Когда с приходом восьмидесятых начались повсеместные стачки и забастовки за восьмичасовой рабочий день, права трудящихся и бла-бла-бла, я возмутилась, удивляясь наглости людей, желающих вкалывать меньше, но при этом получать больше. Со своими я разобралась быстро, пригрозив, что, со мной этот номер не пройдет, и предоставила выбор: либо меньшее рабочее время и меньшие деньги, либо все остается по-прежнему. Конечно, они выбрали второе. А нескольких противников я выгнала с позором, заменив на более трудолюбивых.
Что-что, а свои денежки выбрасывать на ветер я не горела желанием.
Дальнейшие события в Чикаго возбудили во мне невероятное негодование и удовлетворение итогами на Хэймаркет и последующими действиями с разжигателями беспокойств, не смотря на то, что и кто там потом признал…
Я расширяла свой бизнес и пополняла капиталы. Путешествия, развлечения, танцы и чего еще душе угодно. Конечно, к сожалению, всего позволить себе я не могла, что ввергало меня в жуткую депрессию, и мысли о желанном не отпускали, заставляя хотеть этого еще больше.

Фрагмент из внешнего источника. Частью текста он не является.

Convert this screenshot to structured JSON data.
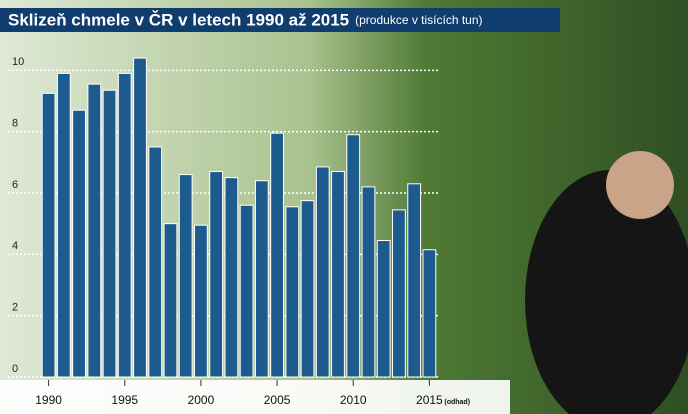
{
  "chart_data": {
    "type": "bar",
    "title": "Sklizeň chmele v ČR v letech 1990 až 2015",
    "subtitle": "(produkce v tisících tun)",
    "annotation": "(odhad)",
    "x": [
      1990,
      1991,
      1992,
      1993,
      1994,
      1995,
      1996,
      1997,
      1998,
      1999,
      2000,
      2001,
      2002,
      2003,
      2004,
      2005,
      2006,
      2007,
      2008,
      2009,
      2010,
      2011,
      2012,
      2013,
      2014,
      2015
    ],
    "values": [
      9.25,
      9.9,
      8.7,
      9.55,
      9.35,
      9.9,
      10.4,
      7.5,
      5.0,
      6.6,
      4.95,
      6.7,
      6.5,
      5.6,
      6.4,
      7.95,
      5.55,
      5.75,
      6.85,
      6.7,
      7.9,
      6.2,
      4.45,
      5.45,
      6.3,
      4.15
    ],
    "color": "#1d5a8e",
    "xlim": [
      1989.5,
      2015.5
    ],
    "xticks": [
      1990,
      1995,
      2000,
      2005,
      2010,
      2015
    ],
    "ylim": [
      0,
      10.5
    ],
    "yticks": [
      0,
      2,
      4,
      6,
      8,
      10
    ],
    "grid": true
  }
}
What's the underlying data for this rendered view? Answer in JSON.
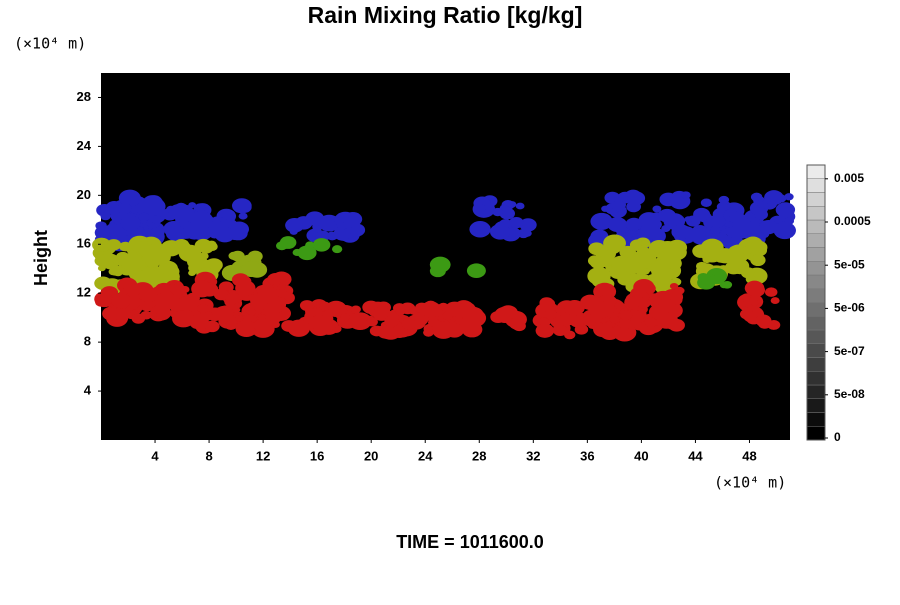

На моем пути появлялись мужчины, но каждый из них мне казался охотником за моими деньгами. Белые никогда не стремились иметь со мной серьезных отношений, а все черные, с кем я имела дело, были куда беднее меня. Поэтому я жила одна в своем шикарном особняке, не считая вереницы слуг. Наследников у меня не предвиделось, рожать в одиночку я никогда не хотела. Поэтому чувствуя приближение смерти на семидесятом году жизни, я продала все, что имела. Заранее подготовила свои похороны, предусмотрев все, кроме даты, конечно. Оплатила гостиницу, в которой доживала свои дни, а оставшиеся деньги зарыла там, где никто бы их не нашел…
Старая черная женщина с седыми волосами и белоснежными как ее драгоценный жемчуг зубами закончила рассказ, удрученно вздохнув и окинув взглядом присутствующих. Встретившись глазами с Джанджи она, прочитала в них ужас, объяснимый лишь мыслями о том, как давно она здесь находится. Думаю, это пугало каждого из нас, наверное, и ее саму.
– Давайте поблагодарим Джемму за то, что она поделилась с нами своей историей.
– Спасибо, Джемма.
Вопрос о возможности вечного пребывания тут витал в воздухе…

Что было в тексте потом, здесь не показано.